Selon le ministre de l’Agriculture, les importations de denrées alimentaires augmentent de 11% par an

() - Le gouvernement gabonais vient de faire savoir que les importations de denrées alimentaires engloutissent chaque année plus de 400 milliards FCFA. Ce qui, pour Biendi Maganga Moussavou (photo), ministre de l’Agriculture, devient de plus en plus intenable.

« Cette situation est insoutenable, du fait de la pression qu’elle exerce sur nos réserves de change et donc sur nos équilibres monétaires », souligne-t-il dans un entretien au quotidien pro gouvernemental L’Union.
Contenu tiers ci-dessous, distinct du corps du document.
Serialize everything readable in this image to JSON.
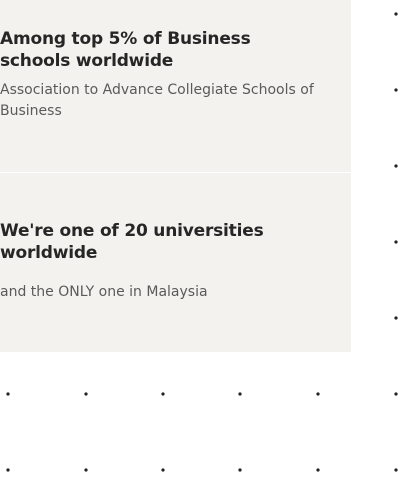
{
  "accolades": [
    {
      "heading": "Among top 5% of Business schools worldwide",
      "subtext": "Association to Advance Collegiate Schools of Business"
    },
    {
      "heading": "We're one of 20 universities worldwide",
      "subtext": "and the ONLY one in Malaysia"
    }
  ],
  "colors": {
    "panel_background": "#f3f2ef",
    "heading_text": "#262626",
    "subtext": "#5a5a5a",
    "dot": "#222222"
  }
}
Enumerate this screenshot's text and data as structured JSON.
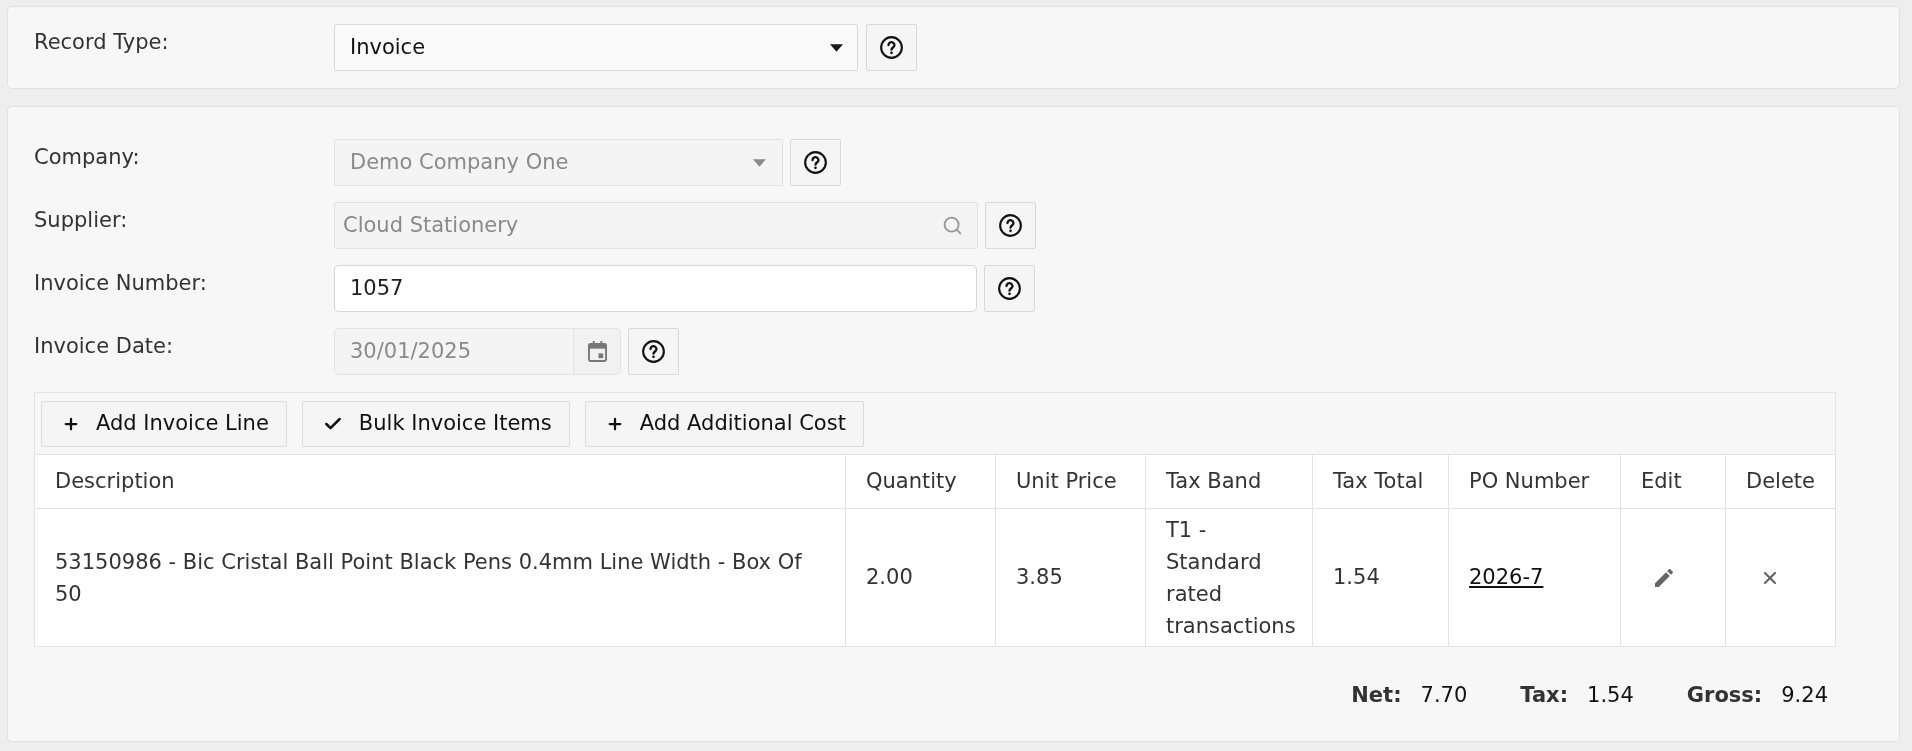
{
  "record_type": {
    "label": "Record Type:",
    "value": "Invoice"
  },
  "fields": [
    {
      "kind": "select",
      "label": "Company:",
      "value": "Demo Company One",
      "disabled": true
    },
    {
      "kind": "search",
      "label": "Supplier:",
      "value": "Cloud Stationery",
      "disabled": true
    },
    {
      "kind": "text",
      "label": "Invoice Number:",
      "value": "1057",
      "disabled": false
    },
    {
      "kind": "date",
      "label": "Invoice Date:",
      "value": "30/01/2025",
      "disabled": true
    }
  ],
  "line_toolbar": [
    {
      "kind": "add",
      "label": "Add Invoice Line"
    },
    {
      "kind": "check",
      "label": "Bulk Invoice Items"
    },
    {
      "kind": "add",
      "label": "Add Additional Cost"
    }
  ],
  "table": {
    "columns": [
      "Description",
      "Quantity",
      "Unit Price",
      "Tax Band",
      "Tax Total",
      "PO Number",
      "Edit",
      "Delete"
    ],
    "rows": [
      {
        "description": "53150986 - Bic Cristal Ball Point Black Pens 0.4mm Line Width - Box Of 50",
        "quantity": "2.00",
        "unit_price": "3.85",
        "tax_band": "T1 - Standard rated transactions",
        "tax_total": "1.54",
        "po_number": "2026-7"
      }
    ]
  },
  "totals": [
    {
      "label": "Net:",
      "value": "7.70"
    },
    {
      "label": "Tax:",
      "value": "1.54"
    },
    {
      "label": "Gross:",
      "value": "9.24"
    }
  ]
}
En plus de l’effet d’éviction exercé sur la destination finale des réserves de change, le ministre de l’Agriculture indique que les importations massives de denrées réduisent également « la marge de manœuvre du pays en termes d’investissements domestiques, notamment dans la mise œuvre du PSGE ».

« Nos importations en produits alimentaires croissent chaque année de 11% en moyenne et financent les économies, c’est-à-dire les emplois et la croissance des pays qui nous approvisionnent », regrette-t-il.

Le détail du profil des produits importés laisse apparaître que le pays consomme des quantités importantes de riz dont les approvisionnements annuels plafonnent à 90 000 tonnes ; la viande de volaille à 150 0000 tonnes, et la viande de porc à 15 000 tonnes. Ce qui constitue d’après lui, plus du tiers des importations totales dans ce segment.

« C’est pourquoi, dans le processus d’identification de nouveaux partenariats, nous avons mis un accent particulier sur ces trois filières. Nous avons obtenu des retours positifs de la part de la BADEA et de la BDEAC », explique Biendi Maganga Moussavou.

Pour mettre un terme à cette situation, la solution réside selon lui, dans la mise en œuvre d’une politique de production locale, diversifiée et structurée de denrées alimentaires. «

Pour y parvenir, il faut la mobilisation de l’ensemble des acteurs locaux [gouvernement, producteurs, transformateurs et distributeurs] autour de cet objectif commun », exhorte-t-il. D’autant plus, relève le ministre, que le Gabon dispose de l’expertise agro-industrielle à même de relever ce défi.